Less Is More: Adaptive Trainable Gradient Dropout for Deep Neural Networks

Sensors (Basel). 2023 Jan 24;23(3):1325. doi: 10.3390/s23031325.

Abstract

The undeniable computational power of artificial neural networks has granted the scientific community the ability to exploit the available data in ways previously inconceivable. However, deep neural networks require an overwhelming quantity of data in order to interpret the underlying connections between them, and therefore, be able to complete the specific task that they have been assigned to. Feeding a deep neural network with vast amounts of data usually ensures efficiency, but may, however, harm the network's ability to generalize. To tackle this, numerous regularization techniques have been proposed, with dropout being one of the most dominant. This paper proposes a selective gradient dropout method, which, instead of relying on dropping random weights, learns to freeze the training process of specific connections, thereby increasing the overall network's sparsity in an adaptive manner, by driving it to utilize more salient weights.

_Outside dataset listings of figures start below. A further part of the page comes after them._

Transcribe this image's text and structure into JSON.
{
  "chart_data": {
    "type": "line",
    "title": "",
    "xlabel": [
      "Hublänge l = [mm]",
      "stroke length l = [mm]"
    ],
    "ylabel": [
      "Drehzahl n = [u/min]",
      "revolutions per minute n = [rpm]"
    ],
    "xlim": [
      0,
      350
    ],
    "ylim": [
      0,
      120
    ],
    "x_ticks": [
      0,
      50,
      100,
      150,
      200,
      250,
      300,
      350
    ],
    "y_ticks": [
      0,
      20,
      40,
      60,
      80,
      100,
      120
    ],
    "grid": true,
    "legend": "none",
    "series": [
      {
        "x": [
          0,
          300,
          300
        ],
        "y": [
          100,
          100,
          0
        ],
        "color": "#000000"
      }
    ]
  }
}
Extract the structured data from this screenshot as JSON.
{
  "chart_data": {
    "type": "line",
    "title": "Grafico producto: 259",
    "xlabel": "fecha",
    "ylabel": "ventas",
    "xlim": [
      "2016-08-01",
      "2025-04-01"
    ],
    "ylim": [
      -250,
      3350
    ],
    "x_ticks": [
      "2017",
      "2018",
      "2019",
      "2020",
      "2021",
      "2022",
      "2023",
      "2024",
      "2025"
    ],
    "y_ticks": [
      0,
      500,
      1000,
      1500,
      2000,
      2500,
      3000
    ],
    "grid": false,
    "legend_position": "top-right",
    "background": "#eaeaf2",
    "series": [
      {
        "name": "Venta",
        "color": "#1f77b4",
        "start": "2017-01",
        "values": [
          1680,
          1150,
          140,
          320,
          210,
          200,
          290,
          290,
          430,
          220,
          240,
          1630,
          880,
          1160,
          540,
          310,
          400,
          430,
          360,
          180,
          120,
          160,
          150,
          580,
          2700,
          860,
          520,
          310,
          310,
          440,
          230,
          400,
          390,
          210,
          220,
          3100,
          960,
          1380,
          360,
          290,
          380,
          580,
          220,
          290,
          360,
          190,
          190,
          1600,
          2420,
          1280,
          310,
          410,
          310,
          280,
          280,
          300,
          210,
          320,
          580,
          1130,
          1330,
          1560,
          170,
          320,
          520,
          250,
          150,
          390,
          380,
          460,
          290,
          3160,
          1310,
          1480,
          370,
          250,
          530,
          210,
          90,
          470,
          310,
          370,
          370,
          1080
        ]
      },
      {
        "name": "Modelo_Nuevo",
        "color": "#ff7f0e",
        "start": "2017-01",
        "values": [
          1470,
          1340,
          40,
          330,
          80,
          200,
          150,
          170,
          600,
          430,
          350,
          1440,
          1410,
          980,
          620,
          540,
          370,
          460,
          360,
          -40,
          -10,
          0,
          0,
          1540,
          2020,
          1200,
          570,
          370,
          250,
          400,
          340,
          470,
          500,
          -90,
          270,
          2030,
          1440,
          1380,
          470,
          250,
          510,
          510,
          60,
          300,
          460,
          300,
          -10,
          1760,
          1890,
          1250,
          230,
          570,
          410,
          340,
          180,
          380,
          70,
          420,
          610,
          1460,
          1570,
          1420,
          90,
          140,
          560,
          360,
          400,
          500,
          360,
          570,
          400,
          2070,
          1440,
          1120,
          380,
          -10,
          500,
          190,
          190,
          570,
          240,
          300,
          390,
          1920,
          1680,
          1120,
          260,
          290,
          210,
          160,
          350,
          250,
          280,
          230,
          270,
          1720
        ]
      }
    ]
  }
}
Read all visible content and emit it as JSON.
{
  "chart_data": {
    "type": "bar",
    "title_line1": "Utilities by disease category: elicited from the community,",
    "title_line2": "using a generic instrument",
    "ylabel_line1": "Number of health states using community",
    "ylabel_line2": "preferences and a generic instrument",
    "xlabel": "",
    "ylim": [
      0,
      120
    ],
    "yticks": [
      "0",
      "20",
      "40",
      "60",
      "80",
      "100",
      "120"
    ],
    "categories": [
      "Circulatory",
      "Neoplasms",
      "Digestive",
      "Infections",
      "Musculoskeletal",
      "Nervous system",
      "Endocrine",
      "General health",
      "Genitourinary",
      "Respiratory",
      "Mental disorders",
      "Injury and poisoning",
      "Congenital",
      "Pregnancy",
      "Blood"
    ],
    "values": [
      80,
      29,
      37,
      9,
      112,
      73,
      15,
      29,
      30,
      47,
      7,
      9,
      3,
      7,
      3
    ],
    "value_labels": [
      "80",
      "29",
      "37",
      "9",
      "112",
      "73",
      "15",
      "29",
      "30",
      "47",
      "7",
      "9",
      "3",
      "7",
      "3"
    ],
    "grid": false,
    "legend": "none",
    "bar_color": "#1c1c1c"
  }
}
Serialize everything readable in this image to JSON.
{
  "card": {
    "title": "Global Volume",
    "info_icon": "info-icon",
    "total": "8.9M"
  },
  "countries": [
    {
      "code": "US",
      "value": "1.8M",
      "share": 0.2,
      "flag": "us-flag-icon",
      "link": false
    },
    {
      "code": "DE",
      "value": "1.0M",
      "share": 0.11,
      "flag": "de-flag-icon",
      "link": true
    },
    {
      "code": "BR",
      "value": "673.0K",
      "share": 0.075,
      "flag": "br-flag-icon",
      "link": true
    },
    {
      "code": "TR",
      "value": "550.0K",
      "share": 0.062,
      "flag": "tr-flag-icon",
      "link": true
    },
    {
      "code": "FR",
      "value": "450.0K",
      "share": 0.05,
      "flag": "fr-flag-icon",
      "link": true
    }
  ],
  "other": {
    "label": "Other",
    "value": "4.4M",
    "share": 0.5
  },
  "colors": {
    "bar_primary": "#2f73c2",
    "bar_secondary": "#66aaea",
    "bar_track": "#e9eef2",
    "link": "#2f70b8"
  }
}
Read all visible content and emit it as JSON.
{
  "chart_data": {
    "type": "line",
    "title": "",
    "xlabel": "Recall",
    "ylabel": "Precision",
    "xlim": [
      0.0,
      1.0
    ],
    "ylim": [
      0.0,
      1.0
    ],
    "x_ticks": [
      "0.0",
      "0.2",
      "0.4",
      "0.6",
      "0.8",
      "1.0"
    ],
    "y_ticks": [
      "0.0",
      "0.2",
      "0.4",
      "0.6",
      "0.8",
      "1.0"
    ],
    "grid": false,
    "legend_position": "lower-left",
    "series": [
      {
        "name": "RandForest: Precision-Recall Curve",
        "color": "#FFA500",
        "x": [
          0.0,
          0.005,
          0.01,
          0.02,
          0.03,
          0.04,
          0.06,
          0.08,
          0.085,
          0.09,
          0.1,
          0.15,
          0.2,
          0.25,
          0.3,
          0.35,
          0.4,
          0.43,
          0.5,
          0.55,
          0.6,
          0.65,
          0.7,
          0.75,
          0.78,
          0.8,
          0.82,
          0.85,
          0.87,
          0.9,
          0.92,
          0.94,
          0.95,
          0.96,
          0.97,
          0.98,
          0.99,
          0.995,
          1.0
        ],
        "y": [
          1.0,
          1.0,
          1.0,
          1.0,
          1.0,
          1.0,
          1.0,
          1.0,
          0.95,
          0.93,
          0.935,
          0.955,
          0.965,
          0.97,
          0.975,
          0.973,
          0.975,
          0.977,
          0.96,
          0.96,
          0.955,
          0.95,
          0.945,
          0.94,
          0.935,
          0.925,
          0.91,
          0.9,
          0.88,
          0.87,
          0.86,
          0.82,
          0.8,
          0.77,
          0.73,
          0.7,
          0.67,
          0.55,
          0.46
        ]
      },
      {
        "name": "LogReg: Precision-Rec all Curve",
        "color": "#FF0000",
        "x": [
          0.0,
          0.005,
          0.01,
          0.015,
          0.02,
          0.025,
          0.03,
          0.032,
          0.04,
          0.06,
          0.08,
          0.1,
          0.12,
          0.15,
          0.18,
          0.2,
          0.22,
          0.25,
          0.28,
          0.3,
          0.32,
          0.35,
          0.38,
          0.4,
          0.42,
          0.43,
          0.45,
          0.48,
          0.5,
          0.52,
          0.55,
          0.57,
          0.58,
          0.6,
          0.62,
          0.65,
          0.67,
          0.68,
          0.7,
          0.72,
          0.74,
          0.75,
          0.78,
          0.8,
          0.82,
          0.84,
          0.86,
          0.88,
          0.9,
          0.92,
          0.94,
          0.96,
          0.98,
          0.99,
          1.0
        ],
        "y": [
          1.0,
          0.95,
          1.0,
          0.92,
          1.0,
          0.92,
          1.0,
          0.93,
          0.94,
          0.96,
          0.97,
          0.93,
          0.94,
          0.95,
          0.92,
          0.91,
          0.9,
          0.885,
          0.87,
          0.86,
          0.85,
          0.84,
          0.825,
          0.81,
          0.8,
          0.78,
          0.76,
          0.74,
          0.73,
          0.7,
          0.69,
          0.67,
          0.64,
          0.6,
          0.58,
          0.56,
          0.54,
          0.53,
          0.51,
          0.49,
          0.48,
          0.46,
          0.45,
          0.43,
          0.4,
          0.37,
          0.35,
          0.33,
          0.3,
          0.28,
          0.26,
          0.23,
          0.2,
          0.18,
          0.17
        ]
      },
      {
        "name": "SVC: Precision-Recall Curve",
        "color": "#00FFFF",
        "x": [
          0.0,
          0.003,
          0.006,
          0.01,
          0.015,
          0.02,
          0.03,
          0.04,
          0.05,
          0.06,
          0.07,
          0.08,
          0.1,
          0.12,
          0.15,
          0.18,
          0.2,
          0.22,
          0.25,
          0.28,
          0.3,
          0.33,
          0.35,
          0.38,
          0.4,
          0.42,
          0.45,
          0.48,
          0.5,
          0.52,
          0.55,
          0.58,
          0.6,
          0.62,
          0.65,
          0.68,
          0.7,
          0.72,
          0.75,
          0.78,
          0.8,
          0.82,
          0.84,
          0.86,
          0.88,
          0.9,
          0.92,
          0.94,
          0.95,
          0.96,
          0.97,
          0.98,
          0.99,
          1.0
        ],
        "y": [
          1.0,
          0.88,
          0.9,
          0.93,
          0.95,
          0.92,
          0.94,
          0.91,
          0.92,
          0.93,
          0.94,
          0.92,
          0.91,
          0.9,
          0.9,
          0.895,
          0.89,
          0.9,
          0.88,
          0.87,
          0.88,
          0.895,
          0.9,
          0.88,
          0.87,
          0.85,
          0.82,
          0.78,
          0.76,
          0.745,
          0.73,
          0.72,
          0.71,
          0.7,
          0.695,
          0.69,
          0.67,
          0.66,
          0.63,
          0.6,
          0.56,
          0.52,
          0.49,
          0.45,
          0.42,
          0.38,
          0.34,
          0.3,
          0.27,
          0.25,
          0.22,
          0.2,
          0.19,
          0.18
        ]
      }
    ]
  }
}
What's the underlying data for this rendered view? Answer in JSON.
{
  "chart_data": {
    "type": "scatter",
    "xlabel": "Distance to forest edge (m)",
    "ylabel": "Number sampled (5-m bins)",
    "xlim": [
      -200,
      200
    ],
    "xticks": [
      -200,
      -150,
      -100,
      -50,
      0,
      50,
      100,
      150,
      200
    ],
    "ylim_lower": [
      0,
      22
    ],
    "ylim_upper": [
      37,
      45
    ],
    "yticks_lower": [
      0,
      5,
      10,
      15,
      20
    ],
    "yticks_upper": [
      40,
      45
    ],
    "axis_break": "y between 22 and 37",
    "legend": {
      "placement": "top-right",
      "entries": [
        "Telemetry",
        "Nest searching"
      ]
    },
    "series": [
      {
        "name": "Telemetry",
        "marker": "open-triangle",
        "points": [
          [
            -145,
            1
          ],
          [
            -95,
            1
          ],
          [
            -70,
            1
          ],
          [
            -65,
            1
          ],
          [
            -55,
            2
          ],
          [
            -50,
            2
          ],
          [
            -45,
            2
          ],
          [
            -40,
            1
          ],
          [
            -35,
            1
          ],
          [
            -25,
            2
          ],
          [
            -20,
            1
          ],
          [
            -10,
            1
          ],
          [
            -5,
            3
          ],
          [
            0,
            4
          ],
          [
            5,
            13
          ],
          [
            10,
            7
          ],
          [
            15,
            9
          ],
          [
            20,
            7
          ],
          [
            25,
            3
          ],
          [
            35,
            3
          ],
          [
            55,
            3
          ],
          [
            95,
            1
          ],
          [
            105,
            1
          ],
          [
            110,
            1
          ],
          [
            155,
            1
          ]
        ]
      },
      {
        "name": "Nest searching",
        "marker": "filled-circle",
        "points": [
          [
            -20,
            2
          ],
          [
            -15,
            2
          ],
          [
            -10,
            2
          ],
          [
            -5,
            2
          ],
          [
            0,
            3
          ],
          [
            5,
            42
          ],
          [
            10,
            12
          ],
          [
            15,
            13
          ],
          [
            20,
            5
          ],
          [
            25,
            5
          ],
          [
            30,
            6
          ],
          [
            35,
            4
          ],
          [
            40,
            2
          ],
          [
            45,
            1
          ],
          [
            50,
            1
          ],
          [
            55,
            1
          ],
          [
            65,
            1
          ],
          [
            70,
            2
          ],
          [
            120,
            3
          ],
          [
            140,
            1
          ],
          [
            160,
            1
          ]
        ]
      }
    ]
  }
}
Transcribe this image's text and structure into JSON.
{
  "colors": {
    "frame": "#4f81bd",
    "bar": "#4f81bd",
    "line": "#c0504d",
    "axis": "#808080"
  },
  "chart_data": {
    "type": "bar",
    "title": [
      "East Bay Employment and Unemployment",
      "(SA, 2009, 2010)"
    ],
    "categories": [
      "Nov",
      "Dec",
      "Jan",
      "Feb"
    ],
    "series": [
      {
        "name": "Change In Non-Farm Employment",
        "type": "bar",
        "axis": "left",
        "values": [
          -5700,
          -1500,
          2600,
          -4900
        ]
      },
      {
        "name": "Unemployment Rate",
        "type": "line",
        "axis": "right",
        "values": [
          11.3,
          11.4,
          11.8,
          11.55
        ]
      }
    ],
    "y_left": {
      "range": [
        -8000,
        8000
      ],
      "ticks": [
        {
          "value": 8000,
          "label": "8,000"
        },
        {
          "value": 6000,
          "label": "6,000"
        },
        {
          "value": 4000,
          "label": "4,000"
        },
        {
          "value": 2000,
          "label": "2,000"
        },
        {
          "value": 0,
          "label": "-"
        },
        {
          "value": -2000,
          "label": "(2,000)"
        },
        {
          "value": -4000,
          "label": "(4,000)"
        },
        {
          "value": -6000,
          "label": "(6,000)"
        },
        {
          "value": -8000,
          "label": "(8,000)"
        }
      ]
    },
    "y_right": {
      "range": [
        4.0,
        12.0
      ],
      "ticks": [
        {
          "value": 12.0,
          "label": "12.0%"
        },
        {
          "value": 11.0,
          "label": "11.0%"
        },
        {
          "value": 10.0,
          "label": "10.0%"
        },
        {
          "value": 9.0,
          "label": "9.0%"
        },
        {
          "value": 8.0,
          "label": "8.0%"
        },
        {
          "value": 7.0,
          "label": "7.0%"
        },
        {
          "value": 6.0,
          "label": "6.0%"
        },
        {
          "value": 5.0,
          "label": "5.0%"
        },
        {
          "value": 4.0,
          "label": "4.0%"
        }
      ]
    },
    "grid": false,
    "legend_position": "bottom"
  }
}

The experimental results show that the produced sparse network outperforms the baseline on numerous image classification datasets, and additionally, the yielded results occurred after significantly less training epochs.

Keywords: adaptive dropout; gradient dropout; gradient freezing; trainable dropout.

Grants and funding

This work was supported by the European Commission (INTREPID, Intelligent Toolkit for Reconnaissance and assessmEnt in Perilous Incidents) under Grant 883345.